Could this be due to sacrificing COM to get the wheel balance?
 
3 scales are needed IMO. You want to know what kind of weight is on the DFW, this will affect the amount of steer needed and how the car handles down the track. There is a sweet spot and it varies with each build. Play around with the weight distribution, listen to your car when it rolls down the tuning board. It'll tell you what it needs. Quiet is GOOD!
 
GravityX said:
Play around with the weight distribution, listen to your car when it rolls down the tuning board. It'll tell you what it needs. Quiet is GOOD!

That sounds like Pinewood Derby Car Whisperer stuff.
cool
 
My plan is to try 12 cubes behind the axle then attach some kind of weight on the axle line. It may be wheel weights or plates. The remainder of weight will be ahead of the axle of course. With the additional weight on the axle line does it mean I have to put more weight further forward to keep the COM from being too aggressive? Is it better to do it this way or to just run the 12 cubes behind and 10-12 in front? If the COM is equal both ways what is the advantage to having added weight at the axle line such as with wheel weights?
 
It kind of depends on how light your car body ends up. For my bodies they all happen to end up leaving me with really short COM of less then 1/2" if I do 2 rows of 6 behind and in front of my axle line. I slid the front weights forward some to get right at 1/2". I remember DD4H mention only going with 2 rows of 5 in back and the rest in front of the axle. Since the wheel weights were introduced I think people are testing out different configurations.

davet said:
My plan is to try 12 cubes behind the axle then attach some kind of weight on the axle line. It may be wheel weights or plates. The remainder of weight will be ahead of the axle of course. With the additional weight on the axle line does it mean I have to put more weight further forward to keep the COM from being too aggressive? Is it better to do it this way or to just run the 12 cubes behind and 10-12 in front? If the COM is equal both ways what is the advantage to having added weight at the axle line such as with wheel weights?
 
On both of my sons scout cars I can get 3 rows of 6 cubes behind the axel. Our rules state we have to use the stock wheelbase. Is that to much in the back?
 
Assuming we're talking about 1/4" tungsten cubes and a thin car, if you can get three rows back there, then your rear wheels are too far forward. Let me rephrase that, your rear wheels are further forward than the considered ideal. With three rows in back, that moves your COM 1/4 - 1/2" closer to the rear axle, which may very well allow the car to pop wheelies or force a lot of steer or both.

You only have to use the stock wheelbase, not the stock location.
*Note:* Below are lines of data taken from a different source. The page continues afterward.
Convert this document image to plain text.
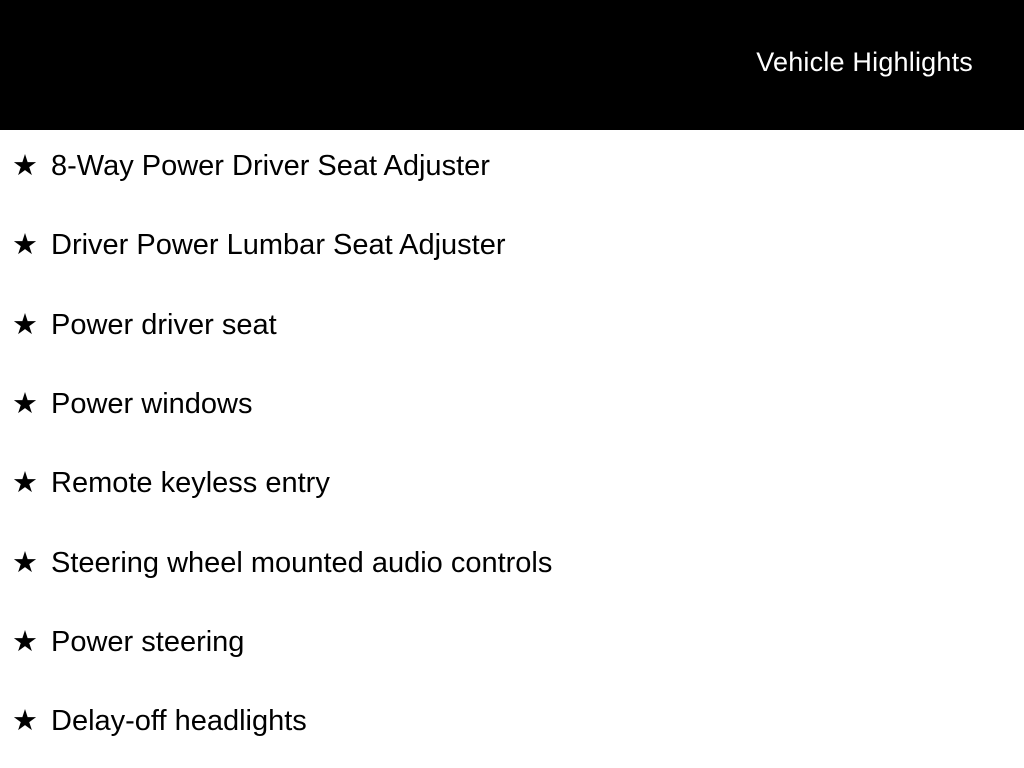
Vehicle Highlights
★ 8-Way Power Driver Seat Adjuster
★ Driver Power Lumbar Seat Adjuster
★ Power driver seat
★ Power windows
★ Remote keyless entry
★ Steering wheel mounted audio controls
★ Power steering
★ Delay-off headlights
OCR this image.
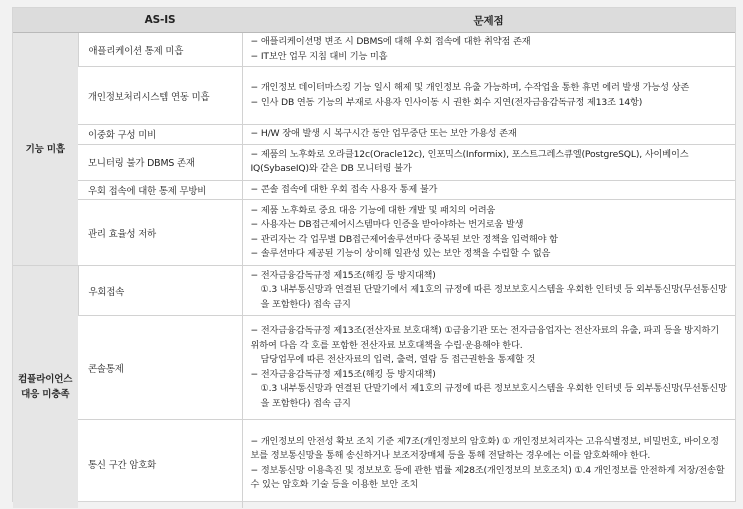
	AS-IS	문제점

기능 미흡	애플리케이션 통제 미흡	− 애플리케이션명 변조 시 DBMS에 대해 우회 접속에 대한 취약점 존재
− IT보안 업무 지침 대비 기능 미흡

	개인정보처리시스템 연동 미흡	− 개인정보 데이터마스킹 기능 일시 해제 및 개인정보 유출 가능하며, 수작업을 통한 휴먼 에러 발생 가능성 상존
− 인사 DB 연동 기능의 부재로 사용자 인사이동 시 권한 회수 지연(전자금융감독규정 제13조 14항)

	이중화 구성 미비	− H/W 장애 발생 시 복구시간 동안 업무중단 또는 보안 가용성 존재

	모니터링 불가 DBMS 존재	− 제품의 노후화로 오라클12c(Oracle12c), 인포믹스(Informix), 포스트그레스큐엘(PostgreSQL), 사이베이스IQ(SybaseIQ)와 같은 DB 모니터링 불가

	우회 접속에 대한 통제 무방비	− 콘솔 접속에 대한 우회 접속 사용자 통제 불가

	관리 효율성 저하	− 제품 노후화로 중요 대응 기능에 대한 개발 및 패치의 어려움
− 사용자는 DB접근제어시스템마다 인증을 받아야하는 번거로움 발생
− 관리자는 각 업무별 DB접근제어솔루션마다 중복된 보안 정책을 입력해야 함
− 솔루션마다 제공된 기능이 상이해 일관성 있는 보안 정책을 수립할 수 없음

컴플라이언스
대응 미충족	우회접속	− 전자금융감독규정 제15조(해킹 등 방지대책)
①.3 내부통신망과 연결된 단말기에서 제1호의 규정에 따른 정보보호시스템을 우회한 인터넷 등 외부통신망(무선통신망을 포함한다) 접속 금지

	콘솔통제	− 전자금융감독규정 제13조(전산자료 보호대책) ①금융기관 또는 전자금융업자는 전산자료의 유출, 파괴 등을 방지하기 위하여 다음 각 호를 포함한 전산자료 보호대책을 수립·운용해야 한다.
담당업무에 따른 전산자료의 입력, 출력, 열람 등 접근권한을 통제할 것
− 전자금융감독규정 제15조(해킹 등 방지대책)
①.3 내부통신망과 연결된 단말기에서 제1호의 규정에 따른 정보보호시스템을 우회한 인터넷 등 외부통신망(무선통신망을 포함한다) 접속 금지

	통신 구간 암호화	− 개인정보의 안전성 확보 조치 기준 제7조(개인정보의 암호화) ① 개인정보처리자는 고유식별정보, 비밀번호, 바이오정보를 정보통신망을 통해 송신하거나 보조저장매체 등을 통해 전달하는 경우에는 이를 암호화해야 한다.
− 정보통신망 이용촉진 및 정보보호 등에 관한 법률 제28조(개인정보의 보호조치) ①.4 개인정보를 안전하게 저장/전송할 수 있는 암호화 기술 등을 이용한 보안 조치
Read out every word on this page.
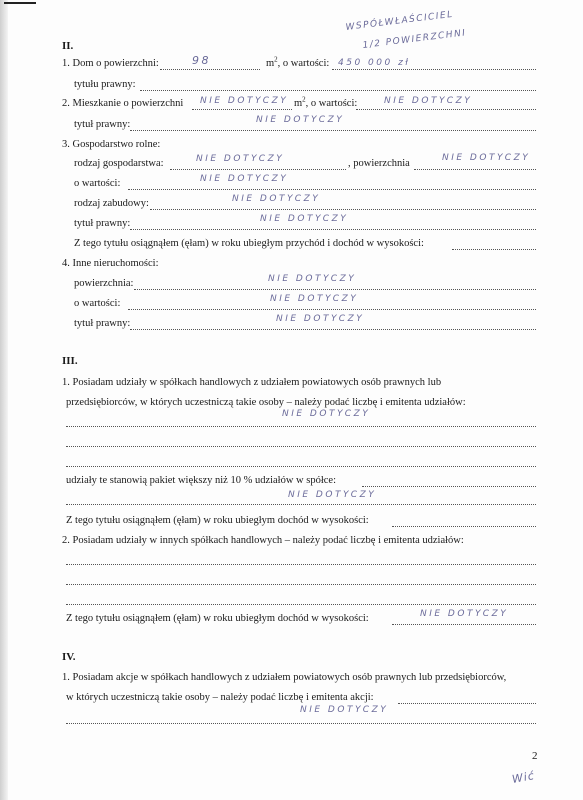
WSPÓŁWŁAŚCICIEL
1/2 POWIERZCHNI
II.
1. Dom o powierzchni:	98	$m^2$, o wartości: 450 000 zł
tytułu prawny:
2. Mieszkanie o powierzchni NIE DOTYCZY $m^2$, o wartości:	NIE DOTYCZY
tytuł prawny:	NIE DOTYCZY
3. Gospodarstwo rolne:
rodzaj gospodarstwa:	NIE DOTYCZY	, powierzchnia	NIE DOTYCZY
o wartości:	NIE DOTYCZY
rodzaj zabudowy:	NIE DOTYCZY
tytuł prawny:	NIE DOTYCZY
Z tego tytułu osiągnąłem (ęłam) w roku ubiegłym przychód i dochód w wysokości:
4. Inne nieruchomości:
powierzchnia:	NIE DOTYCZY
o wartości:	NIE DOTYCZY
tytuł prawny:	NIE DOTYCZY
III.
1. Posiadam udziały w spółkach handlowych z udziałem powiatowych osób prawnych lub
przedsiębiorców, w których uczestniczą takie osoby – należy podać liczbę i emitenta udziałów:
NIE DOTYCZY
udziały te stanowią pakiet większy niż 10 % udziałów w spółce:
NIE DOTYCZY
Z tego tytułu osiągnąłem (ęłam) w roku ubiegłym dochód w wysokości:
2. Posiadam udziały w innych spółkach handlowych – należy podać liczbę i emitenta udziałów:
Z tego tytułu osiągnąłem (ęłam) w roku ubiegłym dochód w wysokości:	NIE DOTYCZY
IV.
1. Posiadam akcje w spółkach handlowych z udziałem powiatowych osób prawnych lub przedsiębiorców,
w których uczestniczą takie osoby – należy podać liczbę i emitenta akcji:
NIE DOTYCZY
2
Wić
Put your rear wheels 5/8" from the rear of the car. Two rows of cubes behind the rears, and the rest of the weight right in front of the rear axles.
 
If you took a car body and weighted it with 12 cubes behind axle, wheel weights and as much weight just ahead of the front axle as possible then say a single cube further up to get a 3/4" COM, would that same body perform the same with 10 cubes behind axle, 12 just ahead of axle and no wheel weights? I'm just wondering if the same car body performs the same no matter how you place the weight as long as the COM is the same on each setup. Assuming all the weight is centered side to side in the car and not offset.

If so then I think that wheel weights or plates under the rear axle are only an advantage if the goal is to run a lower COM that isn't attainable by placing 12 cubes behind the axle.

OR, is there something else at work besides COM that makes added weight at the axle line advantageous?
 
Wheels further back wins. If you have a 3/4" CoM, and the wheels are 5/8" from the end of your 7" car, the CoM is higher on the hill than if you had a 3/4" CoM and wheels at 2" from the end (or 1", or 1.5", etc.).

Also, and I don't know if this has been tested or not, but I believe that a denser CoM (all the weight together) will perform better than a car with the same CoM but with its weight spread out. So, the wheel weights help center the mass, which allows the car to rotate through the transition more easily. Furthermore, they drop the CoM toward the track, which also actually increases the height differential of the CoM (how far it drops).